Thursday, August 27, 2015

School Days and Philosophical Nights

Well, as promised, I took the month of July off.  I did write a couple of pretty cool brass pieces (he said modestly), but mostly I spent my "off" time resting my mind and playing a lot.  I built a bunch of models for a new game I love to play.  Painted even more models for said game and, mostly, spent my time with friends and family.

Then August happened.

August is school time.  And as I headed back into the classroom here in the oligarchical theocracy that is the great state of Kansas, I was reminded of why it was so important to me to earn my PhD.  Education in Kansas is under a constant siege.  And, dare I say it, it seems that this open attack on all things intellectual permeates the entire country right now.  Every day I see the effects this war against education has on my students and my colleagues.

Nearly four thousand Kansas teachers either left education or chose to teach in another state this past summer.  The previous year that number was closer to twelve hundred.  Let that sink in a bit.  Teachers have become so vilified, so overworked and underpaid here in Kansas, that over three times as many teachers as usual have either quit teaching altogether or fled to another state to teach.  It used to be even though we were the most underpaid professional degree holders in the nation, at least there was a modicum of respect for our role as guardians of our young people's education.  Now even that is gone.

Teachers are seen as the enemy by some of our politicians, pawns to others, and for the rare one that fully comprehends what we do day in and day out, as unsung heroes.  I have to be honest: it's been rough beginning another school year under these circumstances.  I've been an educator in Kansas for twenty-two years.  I used to jokingly say I was an Iowan just visiting Kansas, but I've come to accept that I've lived here longer than I have anywhere else and, quite honestly, it is home.  And I love my state but I worry that the damage being done through the underfunding of our schools will soon reach a point that we cannot recover from it.

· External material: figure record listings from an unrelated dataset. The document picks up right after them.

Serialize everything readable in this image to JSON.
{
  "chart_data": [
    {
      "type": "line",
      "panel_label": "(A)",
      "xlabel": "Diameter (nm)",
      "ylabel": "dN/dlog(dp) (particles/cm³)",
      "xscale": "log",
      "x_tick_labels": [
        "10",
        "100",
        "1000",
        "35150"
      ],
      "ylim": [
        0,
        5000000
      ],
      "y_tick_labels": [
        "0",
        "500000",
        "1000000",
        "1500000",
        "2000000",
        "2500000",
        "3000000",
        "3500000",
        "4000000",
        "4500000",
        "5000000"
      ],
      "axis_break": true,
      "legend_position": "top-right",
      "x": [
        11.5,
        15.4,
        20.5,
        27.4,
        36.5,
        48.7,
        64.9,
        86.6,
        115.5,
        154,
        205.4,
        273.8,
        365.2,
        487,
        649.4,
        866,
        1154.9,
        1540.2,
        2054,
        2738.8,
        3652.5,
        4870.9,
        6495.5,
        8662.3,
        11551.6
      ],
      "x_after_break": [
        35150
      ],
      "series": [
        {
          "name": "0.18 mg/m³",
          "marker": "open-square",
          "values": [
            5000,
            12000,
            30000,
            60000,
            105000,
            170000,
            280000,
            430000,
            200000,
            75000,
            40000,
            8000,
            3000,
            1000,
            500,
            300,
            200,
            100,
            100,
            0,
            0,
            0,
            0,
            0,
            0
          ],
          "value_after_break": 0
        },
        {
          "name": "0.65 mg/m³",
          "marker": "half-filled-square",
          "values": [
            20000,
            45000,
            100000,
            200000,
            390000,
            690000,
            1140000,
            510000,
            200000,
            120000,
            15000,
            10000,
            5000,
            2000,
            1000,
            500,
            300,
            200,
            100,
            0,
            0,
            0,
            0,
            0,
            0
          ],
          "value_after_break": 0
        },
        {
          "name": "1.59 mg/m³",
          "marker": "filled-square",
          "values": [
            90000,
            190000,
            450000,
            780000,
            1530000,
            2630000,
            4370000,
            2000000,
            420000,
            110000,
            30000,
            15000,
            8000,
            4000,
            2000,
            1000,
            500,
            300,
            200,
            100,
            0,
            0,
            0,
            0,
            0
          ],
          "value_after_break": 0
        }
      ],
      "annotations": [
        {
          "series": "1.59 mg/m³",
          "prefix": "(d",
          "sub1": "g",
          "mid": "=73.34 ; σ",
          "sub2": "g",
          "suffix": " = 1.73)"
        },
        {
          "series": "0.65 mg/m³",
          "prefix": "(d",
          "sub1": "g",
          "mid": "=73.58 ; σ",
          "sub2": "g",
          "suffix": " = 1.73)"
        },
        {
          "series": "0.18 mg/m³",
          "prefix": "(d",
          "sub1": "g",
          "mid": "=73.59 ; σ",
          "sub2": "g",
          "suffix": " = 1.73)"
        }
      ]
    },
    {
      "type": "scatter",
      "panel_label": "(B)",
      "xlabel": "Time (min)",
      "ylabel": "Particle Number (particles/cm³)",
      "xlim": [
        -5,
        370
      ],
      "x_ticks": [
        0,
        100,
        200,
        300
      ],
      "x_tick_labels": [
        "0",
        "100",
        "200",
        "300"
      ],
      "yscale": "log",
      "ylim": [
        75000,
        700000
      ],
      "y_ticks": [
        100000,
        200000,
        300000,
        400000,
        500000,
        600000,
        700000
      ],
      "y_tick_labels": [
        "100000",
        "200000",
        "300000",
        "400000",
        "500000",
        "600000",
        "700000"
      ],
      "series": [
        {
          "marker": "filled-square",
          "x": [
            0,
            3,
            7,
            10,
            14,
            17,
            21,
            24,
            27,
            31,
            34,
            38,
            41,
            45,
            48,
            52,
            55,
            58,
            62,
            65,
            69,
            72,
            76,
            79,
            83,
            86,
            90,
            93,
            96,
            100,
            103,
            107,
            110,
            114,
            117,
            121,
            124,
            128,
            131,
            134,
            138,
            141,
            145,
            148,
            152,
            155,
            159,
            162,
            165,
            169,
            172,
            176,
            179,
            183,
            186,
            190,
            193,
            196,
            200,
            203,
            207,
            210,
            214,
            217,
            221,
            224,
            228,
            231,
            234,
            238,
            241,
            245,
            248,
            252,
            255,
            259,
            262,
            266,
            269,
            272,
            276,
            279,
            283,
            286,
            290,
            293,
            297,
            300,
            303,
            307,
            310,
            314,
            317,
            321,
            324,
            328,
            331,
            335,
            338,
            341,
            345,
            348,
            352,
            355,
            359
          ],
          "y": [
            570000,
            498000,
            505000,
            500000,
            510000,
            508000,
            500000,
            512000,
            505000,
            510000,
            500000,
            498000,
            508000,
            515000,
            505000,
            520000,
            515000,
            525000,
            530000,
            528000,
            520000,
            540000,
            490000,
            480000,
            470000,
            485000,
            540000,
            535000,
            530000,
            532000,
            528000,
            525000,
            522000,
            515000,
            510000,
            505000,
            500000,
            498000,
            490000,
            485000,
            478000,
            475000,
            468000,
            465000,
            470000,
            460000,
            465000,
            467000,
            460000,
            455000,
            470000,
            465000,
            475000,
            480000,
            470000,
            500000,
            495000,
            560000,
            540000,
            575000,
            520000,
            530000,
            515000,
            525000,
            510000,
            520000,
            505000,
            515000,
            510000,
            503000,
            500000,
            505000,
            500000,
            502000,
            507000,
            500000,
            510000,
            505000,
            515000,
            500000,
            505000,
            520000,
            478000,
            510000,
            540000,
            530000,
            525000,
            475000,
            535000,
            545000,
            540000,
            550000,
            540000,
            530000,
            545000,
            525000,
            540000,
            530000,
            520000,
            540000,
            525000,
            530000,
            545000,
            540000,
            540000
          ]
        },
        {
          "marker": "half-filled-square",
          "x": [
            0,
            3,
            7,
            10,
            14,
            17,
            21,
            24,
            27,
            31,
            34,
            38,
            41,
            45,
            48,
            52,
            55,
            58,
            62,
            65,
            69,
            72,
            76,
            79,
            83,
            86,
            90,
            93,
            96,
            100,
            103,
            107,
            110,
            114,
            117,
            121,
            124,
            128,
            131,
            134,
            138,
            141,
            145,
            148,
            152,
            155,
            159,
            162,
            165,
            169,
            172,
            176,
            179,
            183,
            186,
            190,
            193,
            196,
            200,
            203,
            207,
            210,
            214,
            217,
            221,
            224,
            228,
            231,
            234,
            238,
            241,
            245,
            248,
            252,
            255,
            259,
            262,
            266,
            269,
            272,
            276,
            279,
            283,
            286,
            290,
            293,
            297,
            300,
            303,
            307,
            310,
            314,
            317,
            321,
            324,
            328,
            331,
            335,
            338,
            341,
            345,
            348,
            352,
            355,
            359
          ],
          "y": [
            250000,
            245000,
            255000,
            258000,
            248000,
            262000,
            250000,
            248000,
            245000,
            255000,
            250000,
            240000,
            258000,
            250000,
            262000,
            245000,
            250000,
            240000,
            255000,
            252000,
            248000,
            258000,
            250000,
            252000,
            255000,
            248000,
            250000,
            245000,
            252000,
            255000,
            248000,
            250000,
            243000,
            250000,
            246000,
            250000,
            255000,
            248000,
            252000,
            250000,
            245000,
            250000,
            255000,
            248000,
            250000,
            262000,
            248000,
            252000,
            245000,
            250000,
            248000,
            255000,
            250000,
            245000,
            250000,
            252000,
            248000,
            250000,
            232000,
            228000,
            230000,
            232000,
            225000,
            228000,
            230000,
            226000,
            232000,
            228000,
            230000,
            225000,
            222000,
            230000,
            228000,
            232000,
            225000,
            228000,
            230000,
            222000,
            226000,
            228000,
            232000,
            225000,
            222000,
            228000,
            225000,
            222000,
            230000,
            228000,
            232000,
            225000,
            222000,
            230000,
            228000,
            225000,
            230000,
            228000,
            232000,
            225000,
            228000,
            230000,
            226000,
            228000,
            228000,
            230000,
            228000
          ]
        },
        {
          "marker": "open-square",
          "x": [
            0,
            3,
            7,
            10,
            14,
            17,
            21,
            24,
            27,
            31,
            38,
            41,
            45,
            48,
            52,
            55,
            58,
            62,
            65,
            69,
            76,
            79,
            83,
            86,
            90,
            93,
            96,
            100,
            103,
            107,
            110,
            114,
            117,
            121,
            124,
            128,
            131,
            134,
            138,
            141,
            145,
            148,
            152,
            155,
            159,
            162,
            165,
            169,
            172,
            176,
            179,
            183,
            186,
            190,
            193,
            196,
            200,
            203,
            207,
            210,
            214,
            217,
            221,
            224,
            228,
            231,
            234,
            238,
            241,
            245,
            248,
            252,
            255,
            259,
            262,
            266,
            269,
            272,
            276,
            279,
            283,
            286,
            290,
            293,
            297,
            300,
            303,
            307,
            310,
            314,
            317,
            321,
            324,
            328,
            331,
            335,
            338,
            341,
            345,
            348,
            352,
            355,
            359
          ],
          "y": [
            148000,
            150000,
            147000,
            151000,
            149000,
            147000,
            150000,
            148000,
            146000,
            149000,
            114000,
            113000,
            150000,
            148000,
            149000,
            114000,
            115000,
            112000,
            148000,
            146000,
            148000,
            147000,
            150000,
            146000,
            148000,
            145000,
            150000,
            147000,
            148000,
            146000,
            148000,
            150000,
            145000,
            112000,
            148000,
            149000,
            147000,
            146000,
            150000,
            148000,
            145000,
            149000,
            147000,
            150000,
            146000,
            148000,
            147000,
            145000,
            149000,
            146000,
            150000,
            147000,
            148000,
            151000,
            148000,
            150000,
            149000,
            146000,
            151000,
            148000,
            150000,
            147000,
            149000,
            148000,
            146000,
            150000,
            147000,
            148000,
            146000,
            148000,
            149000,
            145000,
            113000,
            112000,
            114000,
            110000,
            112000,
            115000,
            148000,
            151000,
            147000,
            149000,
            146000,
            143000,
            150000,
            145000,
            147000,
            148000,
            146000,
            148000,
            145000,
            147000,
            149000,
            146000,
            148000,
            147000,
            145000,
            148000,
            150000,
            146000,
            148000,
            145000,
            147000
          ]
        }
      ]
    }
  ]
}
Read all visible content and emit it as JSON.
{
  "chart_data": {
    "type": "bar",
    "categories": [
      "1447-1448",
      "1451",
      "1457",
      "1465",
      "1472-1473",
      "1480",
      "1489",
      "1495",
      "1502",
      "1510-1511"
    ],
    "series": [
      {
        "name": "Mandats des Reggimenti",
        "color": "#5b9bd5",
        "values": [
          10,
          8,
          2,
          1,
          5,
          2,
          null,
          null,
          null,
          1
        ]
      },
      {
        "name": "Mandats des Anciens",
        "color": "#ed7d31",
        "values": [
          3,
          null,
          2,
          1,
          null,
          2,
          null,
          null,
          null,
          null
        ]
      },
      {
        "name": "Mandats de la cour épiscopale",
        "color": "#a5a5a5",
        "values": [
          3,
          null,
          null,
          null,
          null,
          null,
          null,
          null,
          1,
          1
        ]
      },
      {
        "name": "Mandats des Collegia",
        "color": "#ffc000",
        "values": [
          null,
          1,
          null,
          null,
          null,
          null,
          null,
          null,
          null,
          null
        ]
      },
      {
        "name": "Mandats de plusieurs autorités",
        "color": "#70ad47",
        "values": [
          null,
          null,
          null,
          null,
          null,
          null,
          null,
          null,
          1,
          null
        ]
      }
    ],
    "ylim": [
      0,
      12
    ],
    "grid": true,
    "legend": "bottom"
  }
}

So what's a Kansan to do about this?  Hopefully vote and raise hell come election time.  In the meantime, my PhD brain has become enamored with the idea of educational philosophy and how important it is that everyone, and here I mean EVERY SINGLE ONE OF US, understands how important education truly is to each of us.  Not only kids, not only teachers, but every person in this state (and the entire world for that matter) need to understand not only the ACT of how education is delivered and received but also how and, most importantly, WHY we need education.  Now more than ever.

So my nights of late have been filled with research and the rambling scribblings and musings of a philosopher coming to grips with the world around him.  My thoughts have yet to congeal into a solid philosophical treatise, but I promise you that my mind is fixed on it.  I want to tell the world to wake up and to pay attention to what is happening to our young peoples' educational futures.

Now I just have to figure out how to do it.